Wagga Wagga has nearly 65,000 people, while Tamworth is similarly-sized to Orange, with just over 40,000 people calling it home.
Speaking to the Central Western Daily two weeks ago, Mr Barilaro said Orange had all the trappings of a “modern, cosmopolitan city”.
While he didn’t suggest Orange could house 100,000 people, Mr Barilaro said having de-centralised government agencies in town, as well as good healthcare and employment, meant Orange was certainly on the radar as a regional hub.
Orange City Councillor and chairman of the Economic Development Community Committee Jeff Whitton said Orange “certainly” had the capability to be a 100,000-person centre.

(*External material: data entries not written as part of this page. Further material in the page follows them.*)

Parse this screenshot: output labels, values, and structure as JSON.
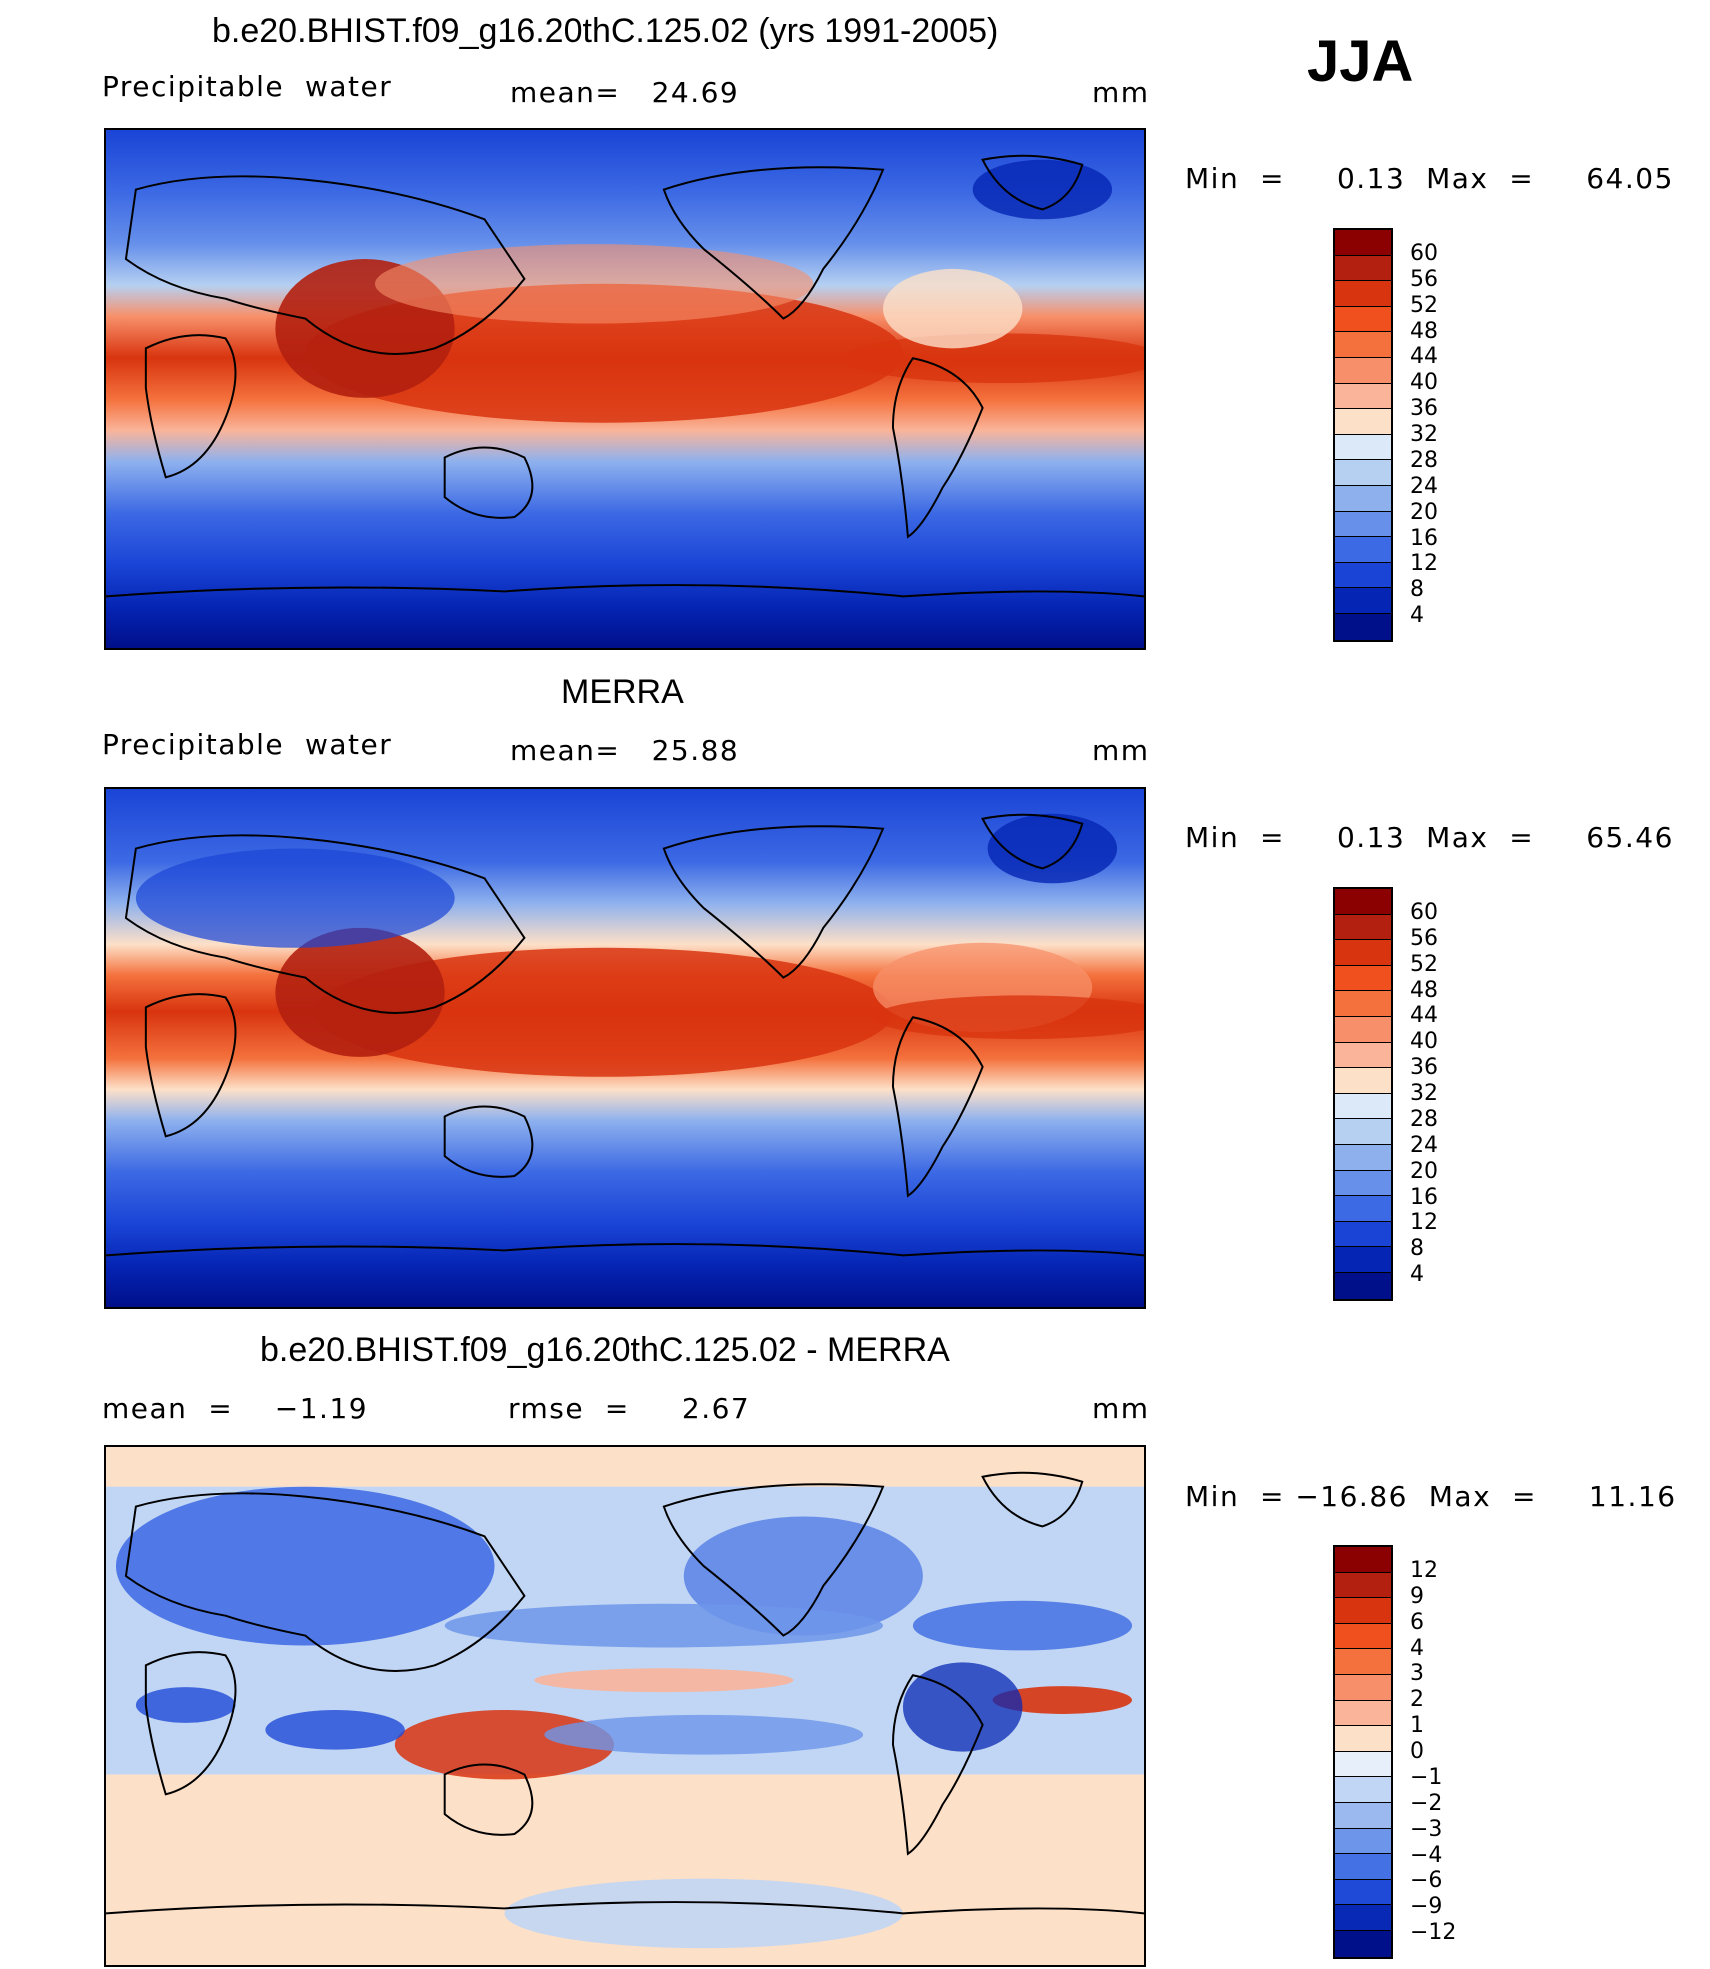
{
  "season": "JJA",
  "panels": [
    {
      "title": "b.e20.BHIST.f09_g16.20thC.125.02 (yrs 1991-2005)",
      "left_label": "Precipitable  water",
      "center_label": "mean=   24.69",
      "units": "mm",
      "minmax": "Min  =     0.13  Max  =     64.05",
      "colorbar": {
        "labels": [
          "60",
          "56",
          "52",
          "48",
          "44",
          "40",
          "36",
          "32",
          "28",
          "24",
          "20",
          "16",
          "12",
          "8",
          "4"
        ],
        "colors": [
          "#8b0000",
          "#b3200f",
          "#d8340f",
          "#f0501e",
          "#f4713d",
          "#f7906a",
          "#fab49a",
          "#fde0c8",
          "#dbe9f8",
          "#b6d0f2",
          "#8eb1ee",
          "#6690ea",
          "#3c69e4",
          "#1a44d6",
          "#0525b4",
          "#000f8a"
        ]
      }
    },
    {
      "title": "MERRA",
      "left_label": "Precipitable  water",
      "center_label": "mean=   25.88",
      "units": "mm",
      "minmax": "Min  =     0.13  Max  =     65.46",
      "colorbar": {
        "labels": [
          "60",
          "56",
          "52",
          "48",
          "44",
          "40",
          "36",
          "32",
          "28",
          "24",
          "20",
          "16",
          "12",
          "8",
          "4"
        ],
        "colors": [
          "#8b0000",
          "#b3200f",
          "#d8340f",
          "#f0501e",
          "#f4713d",
          "#f7906a",
          "#fab49a",
          "#fde0c8",
          "#dbe9f8",
          "#b6d0f2",
          "#8eb1ee",
          "#6690ea",
          "#3c69e4",
          "#1a44d6",
          "#0525b4",
          "#000f8a"
        ]
      }
    },
    {
      "title": "b.e20.BHIST.f09_g16.20thC.125.02 - MERRA",
      "left_label": "mean  =    −1.19",
      "center_label": "rmse  =     2.67",
      "units": "mm",
      "minmax": "Min  = −16.86  Max  =     11.16",
      "colorbar": {
        "labels": [
          "12",
          "9",
          "6",
          "4",
          "3",
          "2",
          "1",
          "0",
          "−1",
          "−2",
          "−3",
          "−4",
          "−6",
          "−9",
          "−12"
        ],
        "colors": [
          "#8b0000",
          "#b3200f",
          "#d8340f",
          "#f0501e",
          "#f4713d",
          "#f7906a",
          "#fab49a",
          "#fde0c8",
          "#e6effa",
          "#c1d6f4",
          "#9bb9ef",
          "#6d96ea",
          "#4471e4",
          "#1f4ad8",
          "#0828b6",
          "#000f8a"
        ]
      }
    }
  ]
}
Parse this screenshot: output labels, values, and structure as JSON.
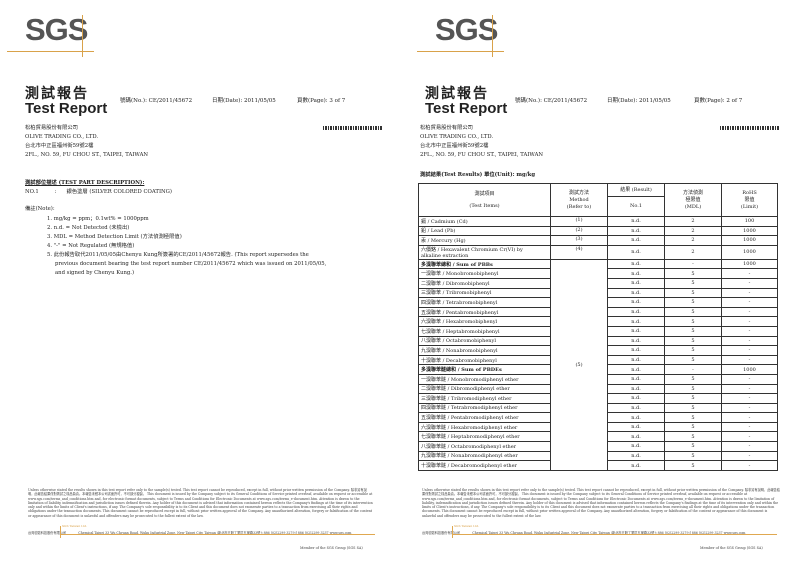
{
  "logo": "SGS",
  "report_title_cn": "測試報告",
  "report_title_en": "Test Report",
  "report_no": "號碼(No.): CE/2011/45672",
  "date": "日期(Date): 2011/05/05",
  "client": {
    "name_cn": "松柏貿易股份有限公司",
    "name_en": "OLIVE TRADING CO., LTD.",
    "addr_cn": "台北市中正區福州街59號2樓",
    "addr_en": "2FL., NO. 59, FU CHOU ST., TAIPEI, TAIWAN"
  },
  "page1": {
    "page": "頁數(Page): 3 of 7",
    "part_heading": "測試部位描述 (TEST PART DESCRIPTION):",
    "part_no": "NO.1",
    "part_sep": ":",
    "part_desc": "銀色塗層 (SILVER COLORED COATING)",
    "note_heading": "備註(Note):",
    "notes": [
      "1. mg/kg = ppm；0.1wt% = 1000ppm",
      "2. n.d. = Not Detected (未檢出)",
      "3. MDL = Method Detection Limit (方法偵測極限值)",
      "4. \"-\" = Not Regulated (無規格值)",
      "5. 此份報告取代2011/05/05由Chenyu Kung所簽署的CE/2011/45672報告. (This report supersedes the",
      "previous document bearing the test report number CE/2011/45672 which was issued on 2011/05/05,",
      "and signed by Chenyu Kung.)"
    ]
  },
  "page2": {
    "page": "頁數(Page): 2 of 7",
    "results_heading": "測試結果(Test Results) 單位(Unit): mg/kg",
    "table": {
      "headers": {
        "item_cn": "測試項目",
        "item_en": "(Test Items)",
        "method_cn": "測試方法",
        "method_en": "Method",
        "method_ref": "(Refer to)",
        "result": "結果 (Result)",
        "result_no": "No.1",
        "mdl_cn": "方法偵測",
        "mdl_cn2": "極限值",
        "mdl_en": "(MDL)",
        "limit_en": "RoHS",
        "limit_cn": "限值",
        "limit_sub": "(Limit)"
      },
      "merged_method": "(5)",
      "rows": [
        {
          "item": "鎘 / Cadmium (Cd)",
          "method": "(1)",
          "result": "n.d.",
          "mdl": "2",
          "limit": "100"
        },
        {
          "item": "鉛 / Lead (Pb)",
          "method": "(2)",
          "result": "n.d.",
          "mdl": "2",
          "limit": "1000"
        },
        {
          "item": "汞 / Mercury (Hg)",
          "method": "(3)",
          "result": "n.d.",
          "mdl": "2",
          "limit": "1000"
        },
        {
          "item": "六價鉻 / Hexavalent Chromium Cr(VI) by",
          "item2": "alkaline extraction",
          "method": "(4)",
          "result": "n.d.",
          "mdl": "2",
          "limit": "1000"
        },
        {
          "item": "多溴聯苯總和 / Sum of PBBs",
          "result": "n.d.",
          "mdl": "-",
          "limit": "1000",
          "sum": true
        },
        {
          "item": "一溴聯苯 / Monobromobiphenyl",
          "result": "n.d.",
          "mdl": "5",
          "limit": "-"
        },
        {
          "item": "二溴聯苯 / Dibromobiphenyl",
          "result": "n.d.",
          "mdl": "5",
          "limit": "-"
        },
        {
          "item": "三溴聯苯 / Tribromobiphenyl",
          "result": "n.d.",
          "mdl": "5",
          "limit": "-"
        },
        {
          "item": "四溴聯苯 / Tetrabromobiphenyl",
          "result": "n.d.",
          "mdl": "5",
          "limit": "-"
        },
        {
          "item": "五溴聯苯 / Pentabromobiphenyl",
          "result": "n.d.",
          "mdl": "5",
          "limit": "-"
        },
        {
          "item": "六溴聯苯 / Hexabromobiphenyl",
          "result": "n.d.",
          "mdl": "5",
          "limit": "-"
        },
        {
          "item": "七溴聯苯 / Heptabromobiphenyl",
          "result": "n.d.",
          "mdl": "5",
          "limit": "-"
        },
        {
          "item": "八溴聯苯 / Octabromobiphenyl",
          "result": "n.d.",
          "mdl": "5",
          "limit": "-"
        },
        {
          "item": "九溴聯苯 / Nonabromobiphenyl",
          "result": "n.d.",
          "mdl": "5",
          "limit": "-"
        },
        {
          "item": "十溴聯苯 / Decabromobiphenyl",
          "result": "n.d.",
          "mdl": "5",
          "limit": "-"
        },
        {
          "item": "多溴聯苯醚總和 / Sum of PBDEs",
          "result": "n.d.",
          "mdl": "-",
          "limit": "1000",
          "sum": true
        },
        {
          "item": "一溴聯苯醚 / Monobromodiphenyl ether",
          "result": "n.d.",
          "mdl": "5",
          "limit": "-"
        },
        {
          "item": "二溴聯苯醚 / Dibromodiphenyl ether",
          "result": "n.d.",
          "mdl": "5",
          "limit": "-"
        },
        {
          "item": "三溴聯苯醚 / Tribromodiphenyl ether",
          "result": "n.d.",
          "mdl": "5",
          "limit": "-"
        },
        {
          "item": "四溴聯苯醚 / Tetrabromodiphenyl ether",
          "result": "n.d.",
          "mdl": "5",
          "limit": "-"
        },
        {
          "item": "五溴聯苯醚 / Pentabromodiphenyl ether",
          "result": "n.d.",
          "mdl": "5",
          "limit": "-"
        },
        {
          "item": "六溴聯苯醚 / Hexabromodiphenyl ether",
          "result": "n.d.",
          "mdl": "5",
          "limit": "-"
        },
        {
          "item": "七溴聯苯醚 / Heptabromodiphenyl ether",
          "result": "n.d.",
          "mdl": "5",
          "limit": "-"
        },
        {
          "item": "八溴聯苯醚 / Octabromodiphenyl ether",
          "result": "n.d.",
          "mdl": "5",
          "limit": "-"
        },
        {
          "item": "九溴聯苯醚 / Nonabromodiphenyl ether",
          "result": "n.d.",
          "mdl": "5",
          "limit": "-"
        },
        {
          "item": "十溴聯苯醚 / Decabromodiphenyl ether",
          "result": "n.d.",
          "mdl": "5",
          "limit": "-"
        }
      ]
    }
  },
  "footer": {
    "disclaimer": "Unless otherwise stated the results shown in this test report refer only to the sample(s) tested. This test report cannot be reproduced, except in full, without prior written permission of the Company. 除非另有說明，此報告結果僅對測試之樣品負責。本報告未經本公司書面許可，不可部分複製。 This document is issued by the Company subject to its General Conditions of Service printed overleaf, available on request or accessible at www.sgs.com/terms_and_conditions.htm and, for electronic format documents, subject to Terms and Conditions for Electronic Documents at www.sgs.com/terms_e-document.htm. Attention is drawn to the limitation of liability, indemnification and jurisdiction issues defined therein. Any holder of this document is advised that information contained hereon reflects the Company's findings at the time of its intervention only and within the limits of Client's instructions, if any. The Company's sole responsibility is to its Client and this document does not exonerate parties to a transaction from exercising all their rights and obligations under the transaction documents. This document cannot be reproduced except in full, without prior written approval of the Company. Any unauthorized alteration, forgery or falsification of the content or appearance of this document is unlawful and offenders may be prosecuted to the fullest extent of the law.",
    "company_cn": "台灣檢驗科技股份有限公司",
    "division": "SGS Taiwan Ltd.",
    "address": "Chemical Taipei   33 Wu Chyuan Road, Wuku Industrial Zone, New Taipei City, Taiwan /新北市五股工業區五權路33號 t 886 (02)2299 3279  f 886 (02)2299 3237  www.sgs.com",
    "member": "Member of the SGS Group (SGS SA)"
  },
  "colors": {
    "logo_gray": "#555555",
    "accent_gold": "#d9a24a"
  }
}
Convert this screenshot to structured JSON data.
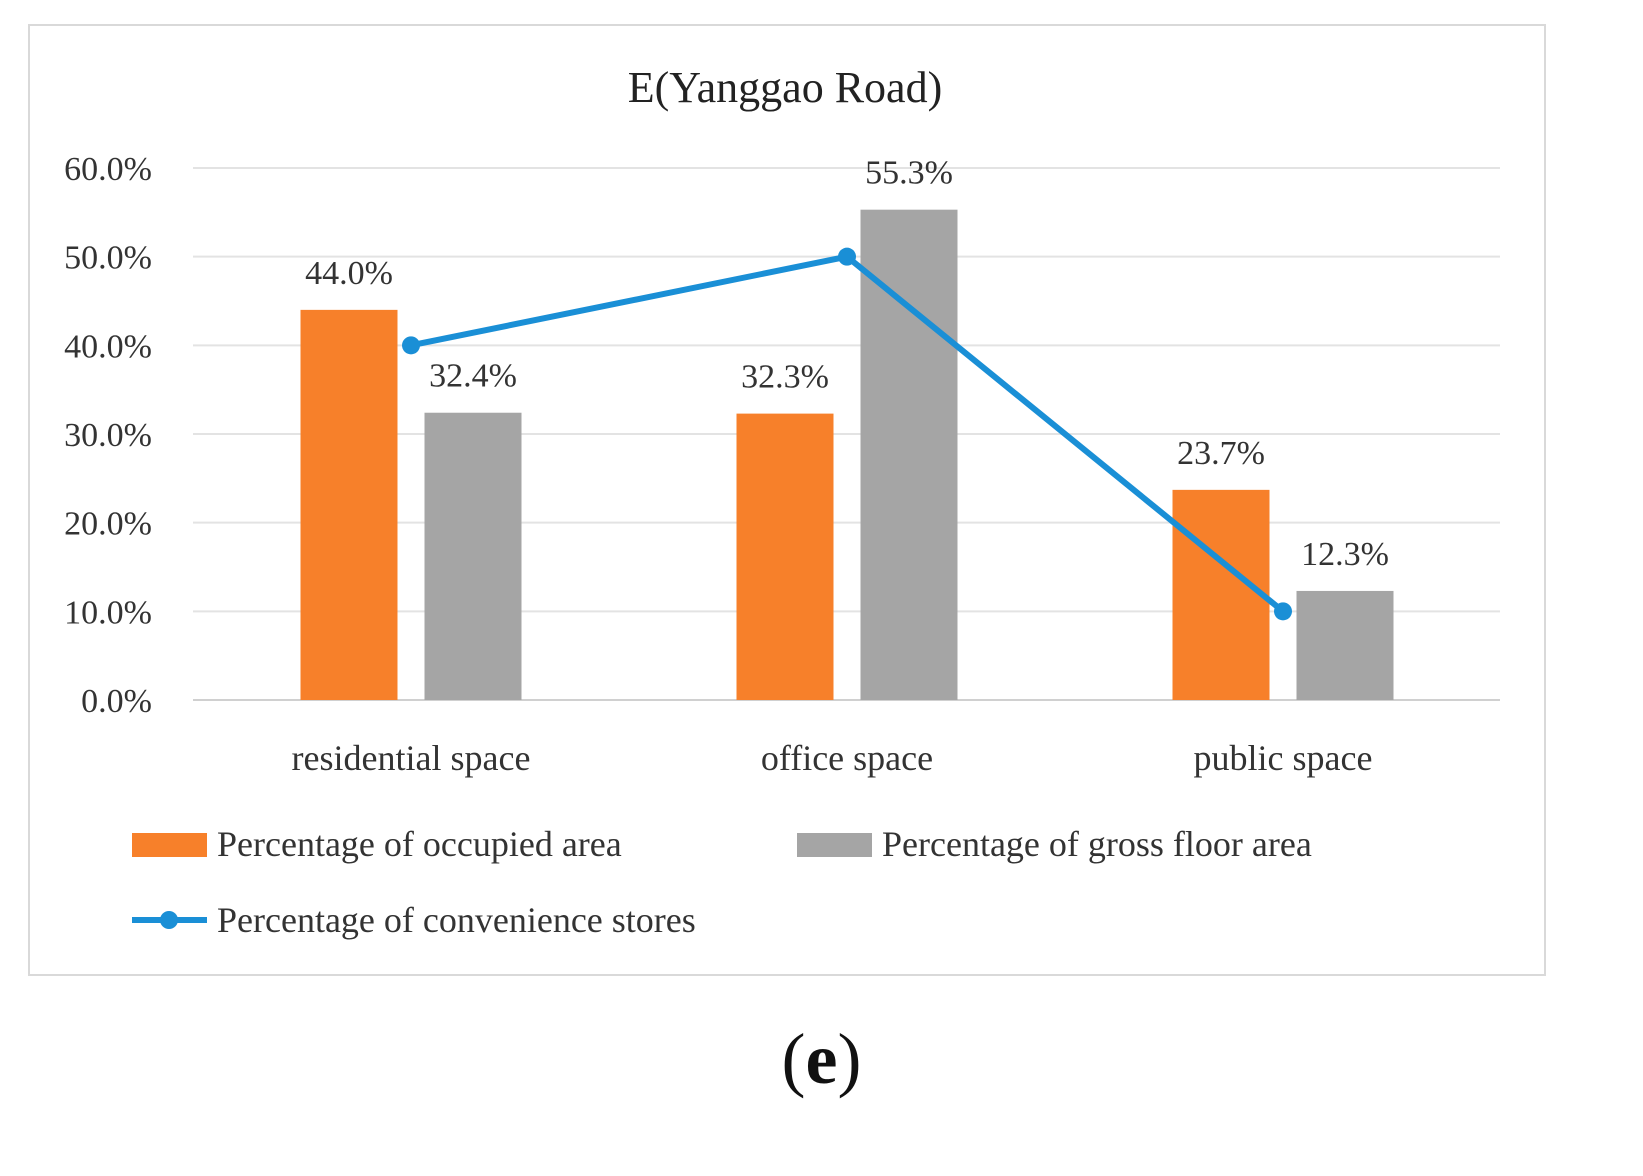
{
  "chart_data": {
    "type": "bar",
    "title": "E(Yanggao Road)",
    "categories": [
      "residential space",
      "office space",
      "public space"
    ],
    "series": [
      {
        "name": "Percentage of occupied area",
        "kind": "bar",
        "color": "#f7802a",
        "values": [
          44.0,
          32.3,
          23.7
        ],
        "labels": [
          "44.0%",
          "32.3%",
          "23.7%"
        ]
      },
      {
        "name": "Percentage of gross floor area",
        "kind": "bar",
        "color": "#a5a5a5",
        "values": [
          32.4,
          55.3,
          12.3
        ],
        "labels": [
          "32.4%",
          "55.3%",
          "12.3%"
        ]
      },
      {
        "name": "Percentage of convenience stores",
        "kind": "line",
        "color": "#1a8fd6",
        "values": [
          40.0,
          50.0,
          10.0
        ]
      }
    ],
    "ylim": [
      0,
      60
    ],
    "yticks": [
      0,
      10,
      20,
      30,
      40,
      50,
      60
    ],
    "ytick_labels": [
      "0.0%",
      "10.0%",
      "20.0%",
      "30.0%",
      "40.0%",
      "50.0%",
      "60.0%"
    ],
    "xlabel": "",
    "ylabel": "",
    "grid": true,
    "legend_position": "bottom"
  },
  "caption": {
    "open": "(",
    "letter": "e",
    "close": ")"
  }
}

Mr Whitton spends up to three days a week in Sydney, and said over the past three years he’d watched the state capital become “unlivable” due to traffic, and the state government needed the vision to look outwards to centres like Orange.
He claimed the major barrier to growing as a destination was infrastructure to connect Orange to Sydney, including a new freeway through the Blue Mountains connecting to the M4, and upgrades to rail services.
“Without infrastructure we’re not going to see any major growth, even with major cities like Wagga or Tamworth,” Cr Whitton said.
“But if we’re going to see these sorts of numbers [of people] – not that we’re going to reach it in my lifetime – we as civic leaders need to talk about those sorts of numbers and how to deal with it.”
He said population growth always caused “interesting debate” in Orange, but said the city always needed to be looking to the future, especially to provide career opportunities to young people.
When asked if Orange could be a city to rival a potential 100,000-population Tamworth or Wagga Wagga, member for Orange Philip Donato said “why not?”
“I think we’ve got more going for us than both those towns,” he said.
Mr Donato cited the location, climate, education providers, sporting amenities and health system as drawcards.